CS 631M Machine Learning

  • Instructor: Prof. Sung-Hyuk Cha
    • Email: scha@pace.edu
    • Tel: (212) 346-1253
    • Office: 163 William St. 2nd floor rm 228
    • Office Hours: 4:00pm~5:40pm on Monday, Tuesday, and Thursday


  • CRN: 23764

  • Meeting:
    • Meeting Times: T 06:00 - 09:15 PM, Spring 2021
    • Place: CIVIC E304

  • Textbook: Understanding Machine Learning: From Theory to Algorithms by Shai Shalev-Shwartz and Shai Ben-David, Cambridge University Press, 2014, ISBN 978-1107057135

  • Description:
    This course teaches students machine learning theory and algorithms. Students will learn about probably approximately correct (PAC), empirical risk minimization (ERM), structural risk minimization (SRM), and minimum description length (MDL) learning rules. Students will then study various machine learning algorithms, such as linear models, gradient descent, support vector machines (SVM), kernel methods, and trees, and how they connect to the theoretical framework. Finally the course culminates with additional topics such as clustering, dimensionality reduction, generative models, and feature selection.

  • Learning Outcomes: After taking this course students will:

    • Understand the theoretical framework for various learning rules
    • Understand the various algorithms used in machine learning
    • Connect the theoretical issues to algorithms and know how to outline algorithms for learning problems

  • Prerequisites: CS 660 with a minimum grade of C

  • Lecture Notes: can be accessed using the http://classes.pace.edu

  • Tentative Schedule: to be fixed.

    Week Topic
    1 (1/26) Ch 18 Decision trees
    2 (2/2) Ch 19 Nearest Neighbor
    3 (2/9) Ch 9 Linear predictors
    4 (2/16) Ch 10 Boosting
    5 (2/23) Ch 22 Clustering
    6 (3/2) Ch 23 Dimensionality reduction
    7 (3/9) Midterm
    8 (3/16) Ch 3 A formal learning model &
    Ch 4 Learning via uniform convergence
    9 (3/23) Ch 5 The bias-complexity trade-off
    Ch 6 The VC-dimension
    Ch 7 Non-uniform learnability
    10 (3/30) Ch 11 Model selection and validation
    Ch 12 Convex learning problems
    Ch 13 Regularization and stability
    11 (4/6) Ch 14 Stochastic gradient descent
    12 (4/13) Ch 15 Support vector machines
    Ch 16 Kernel methods
    13 (4/20) Ch 24 Generative models
    Ch 25 Feature selection and generation
    14 (4/27) Final

  • Evaluation:
    • Assignments (50%):
    • Midterm Exam (20%):
    • Final Exam (30%):

  • Accommodations for Students with Disabilities The University's commitment to equal educational opportunities for students with disabilities includes providing reasonable accommodations for the needs of students with disabilities. To request a reasonable accommodation for a qualified disability a student with a disability must self-identify and register with the Office of Disability Services for his or her campus. No one, including faculty, is authorized to evaluate the need for or grant a request for an accommodation except the Office of Disability Services. Moreover, no one, including faculty, is authorized to contact the Office of Disability Services on behalf of a student. For further information, please see Resources for Students with Disabilities at www.pace.edu/counseling/resources-and-support-services-for-students-with-disabilities.
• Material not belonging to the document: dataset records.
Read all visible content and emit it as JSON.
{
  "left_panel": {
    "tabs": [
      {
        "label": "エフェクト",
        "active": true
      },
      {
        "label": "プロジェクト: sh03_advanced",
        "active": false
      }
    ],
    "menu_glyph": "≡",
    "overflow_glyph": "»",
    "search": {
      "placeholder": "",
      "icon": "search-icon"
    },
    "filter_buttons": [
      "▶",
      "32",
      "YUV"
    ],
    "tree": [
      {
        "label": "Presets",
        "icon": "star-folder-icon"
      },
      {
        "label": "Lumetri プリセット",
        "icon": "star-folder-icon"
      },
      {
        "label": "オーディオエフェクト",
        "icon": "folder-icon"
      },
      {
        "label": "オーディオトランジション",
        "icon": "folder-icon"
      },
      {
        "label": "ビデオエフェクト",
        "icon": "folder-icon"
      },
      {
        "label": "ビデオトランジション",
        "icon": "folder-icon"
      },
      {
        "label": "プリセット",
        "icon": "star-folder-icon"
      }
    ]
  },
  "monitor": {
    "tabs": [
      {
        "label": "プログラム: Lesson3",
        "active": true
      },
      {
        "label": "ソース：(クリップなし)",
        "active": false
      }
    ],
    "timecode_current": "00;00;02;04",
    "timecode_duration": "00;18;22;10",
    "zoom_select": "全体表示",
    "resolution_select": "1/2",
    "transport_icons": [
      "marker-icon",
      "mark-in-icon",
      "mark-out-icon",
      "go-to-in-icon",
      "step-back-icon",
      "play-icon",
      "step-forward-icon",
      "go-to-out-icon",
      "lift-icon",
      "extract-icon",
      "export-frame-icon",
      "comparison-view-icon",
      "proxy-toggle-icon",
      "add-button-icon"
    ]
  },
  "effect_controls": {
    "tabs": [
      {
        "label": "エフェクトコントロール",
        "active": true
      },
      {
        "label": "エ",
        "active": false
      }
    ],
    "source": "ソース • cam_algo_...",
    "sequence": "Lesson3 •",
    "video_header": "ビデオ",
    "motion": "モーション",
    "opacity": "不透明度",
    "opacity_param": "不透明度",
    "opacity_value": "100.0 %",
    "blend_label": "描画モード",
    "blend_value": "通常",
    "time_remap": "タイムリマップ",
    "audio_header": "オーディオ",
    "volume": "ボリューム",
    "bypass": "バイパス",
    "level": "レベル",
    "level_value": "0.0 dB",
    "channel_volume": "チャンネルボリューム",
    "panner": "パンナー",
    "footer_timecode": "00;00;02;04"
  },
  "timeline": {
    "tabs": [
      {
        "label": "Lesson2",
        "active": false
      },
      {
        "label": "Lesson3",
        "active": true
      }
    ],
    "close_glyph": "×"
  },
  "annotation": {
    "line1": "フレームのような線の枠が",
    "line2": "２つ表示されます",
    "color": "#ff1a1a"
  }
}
  • Academic Integrity: (From the Student Handbook) Students are required to be honest and ethical in satisfying their academic assignments and requirements. Academic integrity requires that, except as may be authorized by the instructor, a student must demonstrate independent intellectual and academic achievements. Therefore, when a student uses or relies upon an idea or material obtained from another source, proper credit or attribution must be given. A failure to give credit or attribution to ideas or material obtained from an outside source is plagiarism. Plagiarism is strictly forbidden. Every student is responsible for giving the proper credit or attribution for any quotation, idea, data, or other material obtained from another source that is presented (whether orally or in writing) in the student's papers, reports, submissions, examinations, presentations and the like. Individual schools and programs may have adopted additional standards of academic integrity. Therefore, students are responsible for familiarizing themselves with the academic integrity policies of the University as well as of the individual schools and programs in which they are enrolled. A student who fails to comply with the standards of academic integrity is subject to disciplinary actions such as, but not limited to, a reduction in the grade for the assignment or the course, a failing grade in the assignment or the course, suspension and/or dismissal from the University.